Anson / Resources

Updated credit reporting laws to help or harm consumers?

Australians will have their private financial hardship information included on their credit reports for the first time with the passing of the National Consumer Credit Protection Amendment (Mandatory Credit Reporting and Other Measures) Bill 2019.

While before, credit reports were only required to include credit inquiries, defaults and serious infringements, banks must now report more about the credit history of their customers to credit agencies; the additional details include account open and closed dates, types of credit, credit limits, financial hardship information and up to 24 months of repayment history.

While some are celebrating the change as a clear win for consumers, others have warned it could do more harm than good. 

According to Australian Banking Association CEO, Anna Bligh, the new laws are welcome across the board – sure to result in both better deals for customers with a good credit history and better support for those experiencing financial difficulty.

“More information is better for customers as it gives lenders a more comprehensive picture of a customer’s financial situation,” she said.

“Having more information on their credit history means customers will have greater choice and more opportunity.”

Bligh emphasised that banks have programs to assist customers experiencing financial difficulty, which can only be put to use if customers inform their lender when they need financial assistance. Now, that will be done for them.

“This is good news for customers experiencing financial difficulty. Now, more context will help ensure customers’ credit histories are more accurate and reliable,” Bligh said.

Financial Rights Legal Centre CEO Karen Cox has a less optimistic take on the changes, given that the passing of this bill means financial hardship information will remain on a person’s credit report for twelve months or more, even if they were only in hardship for a brief period of time.

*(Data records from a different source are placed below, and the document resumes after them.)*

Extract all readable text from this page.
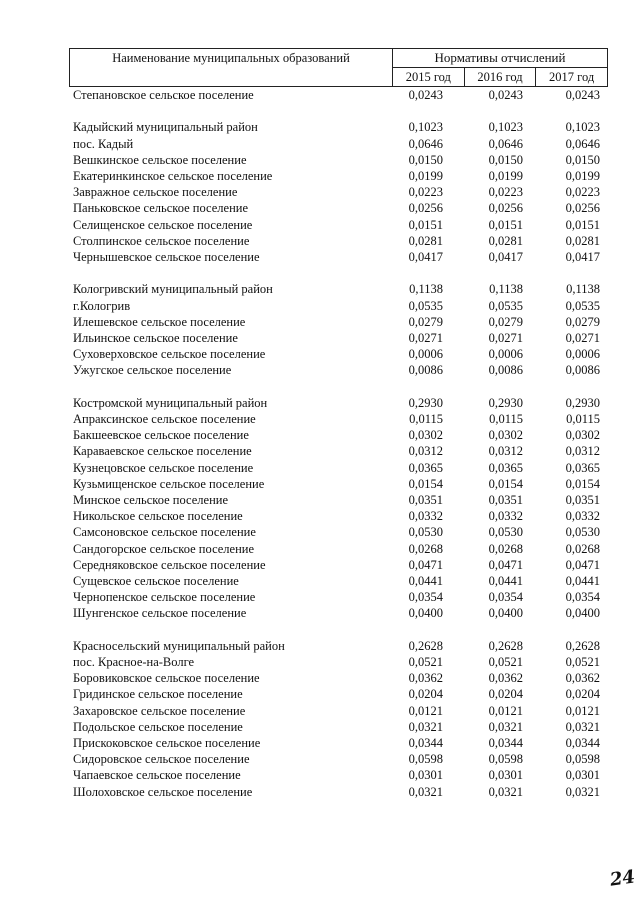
Наименование муниципальных образований	Нормативы отчислений		
	2015 год	2016 год	2017 год
Степановское сельское поселение	0,0243	0,0243	0,0243
Кадыйский муниципальный район	0,1023	0,1023	0,1023
пос. Кадый	0,0646	0,0646	0,0646
Вешкинское сельское поселение	0,0150	0,0150	0,0150
Екатеринкинское сельское поселение	0,0199	0,0199	0,0199
Завражное сельское поселение	0,0223	0,0223	0,0223
Паньковское сельское поселение	0,0256	0,0256	0,0256
Селищенское сельское поселение	0,0151	0,0151	0,0151
Столпинское сельское поселение	0,0281	0,0281	0,0281
Чернышевское сельское поселение	0,0417	0,0417	0,0417
Кологривский муниципальный район	0,1138	0,1138	0,1138
г.Кологрив	0,0535	0,0535	0,0535
Илешевское сельское поселение	0,0279	0,0279	0,0279
Ильинское сельское поселение	0,0271	0,0271	0,0271
Суховерховское сельское поселение	0,0006	0,0006	0,0006
Ужугское сельское поселение	0,0086	0,0086	0,0086
Костромской муниципальный район	0,2930	0,2930	0,2930
Апраксинское сельское поселение	0,0115	0,0115	0,0115
Бакшеевское сельское поселение	0,0302	0,0302	0,0302
Караваевское сельское поселение	0,0312	0,0312	0,0312
Кузнецовское сельское поселение	0,0365	0,0365	0,0365
Кузьмищенское сельское поселение	0,0154	0,0154	0,0154
Минское сельское поселение	0,0351	0,0351	0,0351
Никольское сельское поселение	0,0332	0,0332	0,0332
Самсоновское сельское поселение	0,0530	0,0530	0,0530
Сандогорское сельское поселение	0,0268	0,0268	0,0268
Середняковское сельское поселение	0,0471	0,0471	0,0471
Сущевское сельское поселение	0,0441	0,0441	0,0441
Чернопенское сельское поселение	0,0354	0,0354	0,0354
Шунгенское сельское поселение	0,0400	0,0400	0,0400
Красносельский муниципальный район	0,2628	0,2628	0,2628
пос. Красное-на-Волге	0,0521	0,0521	0,0521
Боровиковское сельское поселение	0,0362	0,0362	0,0362
Гридинское сельское поселение	0,0204	0,0204	0,0204
Захаровское сельское поселение	0,0121	0,0121	0,0121
Подольское сельское поселение	0,0321	0,0321	0,0321
Прискоковское сельское поселение	0,0344	0,0344	0,0344
Сидоровское сельское поселение	0,0598	0,0598	0,0598
Чапаевское сельское поселение	0,0301	0,0301	0,0301
Шолоховское сельское поселение	0,0321	0,0321	0,0321
24
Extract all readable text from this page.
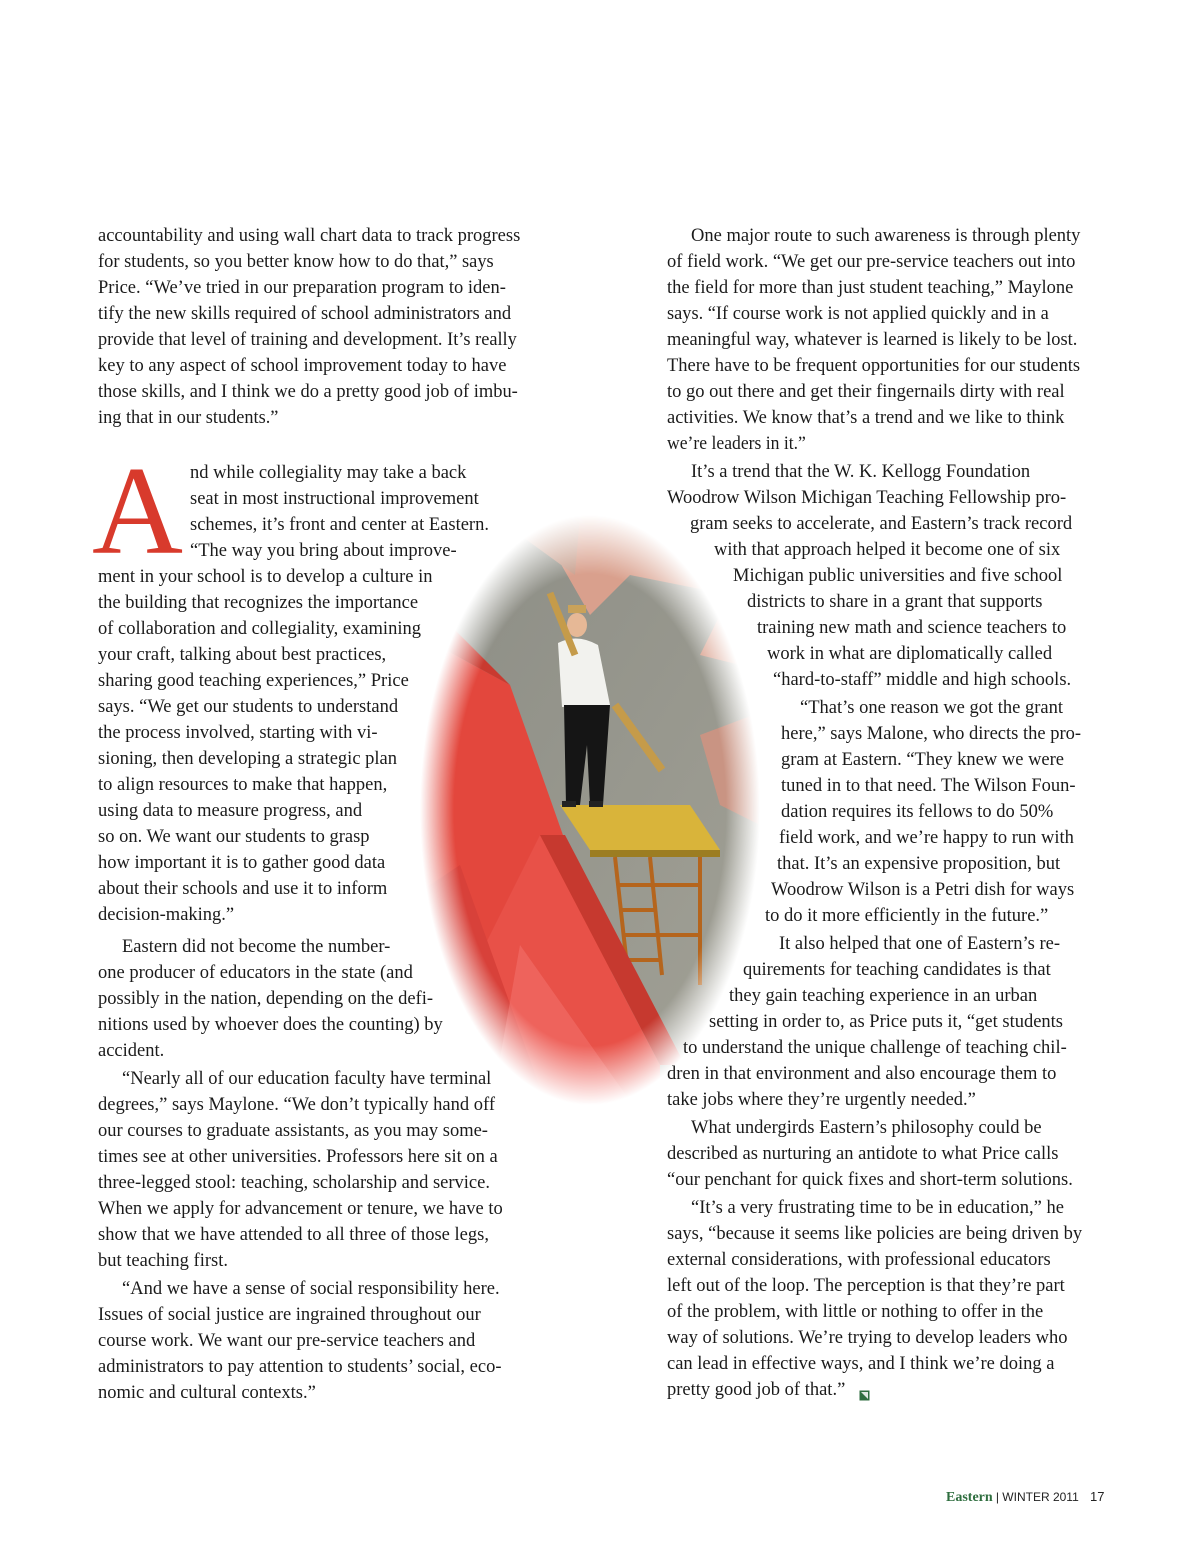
A
accountability and using wall chart data to track progress
for students, so you better know how to do that,” says
Price. “We’ve tried in our preparation program to iden-
tify the new skills required of school administrators and
provide that level of training and development. It’s really
key to any aspect of school improvement today to have
those skills, and I think we do a pretty good job of imbu-
ing that in our students.”
nd while collegiality may take a back
seat in most instructional improvement
schemes, it’s front and center at Eastern.
“The way you bring about improve-
ment in your school is to develop a culture in
the building that recognizes the importance
of collaboration and collegiality, examining
your craft, talking about best practices,
sharing good teaching experiences,” Price
says. “We get our students to understand
the process involved, starting with vi-
sioning, then developing a strategic plan
to align resources to make that happen,
using data to measure progress, and
so on. We want our students to grasp
how important it is to gather good data
about their schools and use it to inform
decision-making.”
Eastern did not become the number-
one producer of educators in the state (and
possibly in the nation, depending on the defi-
nitions used by whoever does the counting) by
accident.
“Nearly all of our education faculty have terminal
degrees,” says Maylone. “We don’t typically hand off
our courses to graduate assistants, as you may some-
times see at other universities. Professors here sit on a
three-legged stool: teaching, scholarship and service.
When we apply for advancement or tenure, we have to
show that we have attended to all three of those legs,
but teaching first.
“And we have a sense of social responsibility here.
Issues of social justice are ingrained throughout our
course work. We want our pre-service teachers and
administrators to pay attention to students’ social, eco-
nomic and cultural contexts.”
One major route to such awareness is through plenty
of field work. “We get our pre-service teachers out into
the field for more than just student teaching,” Maylone
says. “If course work is not applied quickly and in a
meaningful way, whatever is learned is likely to be lost.
There have to be frequent opportunities for our students
to go out there and get their fingernails dirty with real
activities. We know that’s a trend and we like to think
we’re leaders in it.”
It’s a trend that the W. K. Kellogg Foundation
Woodrow Wilson Michigan Teaching Fellowship pro-
gram seeks to accelerate, and Eastern’s track record
with that approach helped it become one of six
Michigan public universities and five school
districts to share in a grant that supports
training new math and science teachers to
work in what are diplomatically called
“hard-to-staff” middle and high schools.
“That’s one reason we got the grant
here,” says Malone, who directs the pro-
gram at Eastern. “They knew we were
tuned in to that need. The Wilson Foun-
dation requires its fellows to do 50%
field work, and we’re happy to run with
that. It’s an expensive proposition, but
Woodrow Wilson is a Petri dish for ways
to do it more efficiently in the future.”
It also helped that one of Eastern’s re-
quirements for teaching candidates is that
they gain teaching experience in an urban
setting in order to, as Price puts it, “get students
to understand the unique challenge of teaching chil-
dren in that environment and also encourage them to
take jobs where they’re urgently needed.”
What undergirds Eastern’s philosophy could be
described as nurturing an antidote to what Price calls
“our penchant for quick fixes and short-term solutions.
“It’s a very frustrating time to be in education,” he
says, “because it seems like policies are being driven by
external considerations, with professional educators
left out of the loop. The perception is that they’re part
of the problem, with little or nothing to offer in the
way of solutions. We’re trying to develop leaders who
can lead in effective ways, and I think we’re doing a
pretty good job of that.”
Eastern | WINTER 2011 17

“Financial Rights is very concerned that people will shy away from seeking assistance from their lenders when [they] become aware of these changes,” Cox said.

“[We have] spoken with countless people who would rather continue to struggle with unsustainable payments or look for dangerous quick-fix solutions such as payday loans or expensive refinancing, rather than risk having what they perceive as negative information listed on their credit reports.”

Cox also used the more than 900,000 Australians who took hardship deferrals throughout the COVID-19 crisis to illustrate her concerns around the updated policy.

“Had this Bill passed in 2019, all of those people would now be branded with ‘hardship’ for upwards of 18 months or more,” she said.

“Their ability to get credit in the future could be severely affected, making recovery from a disaster even more difficult.”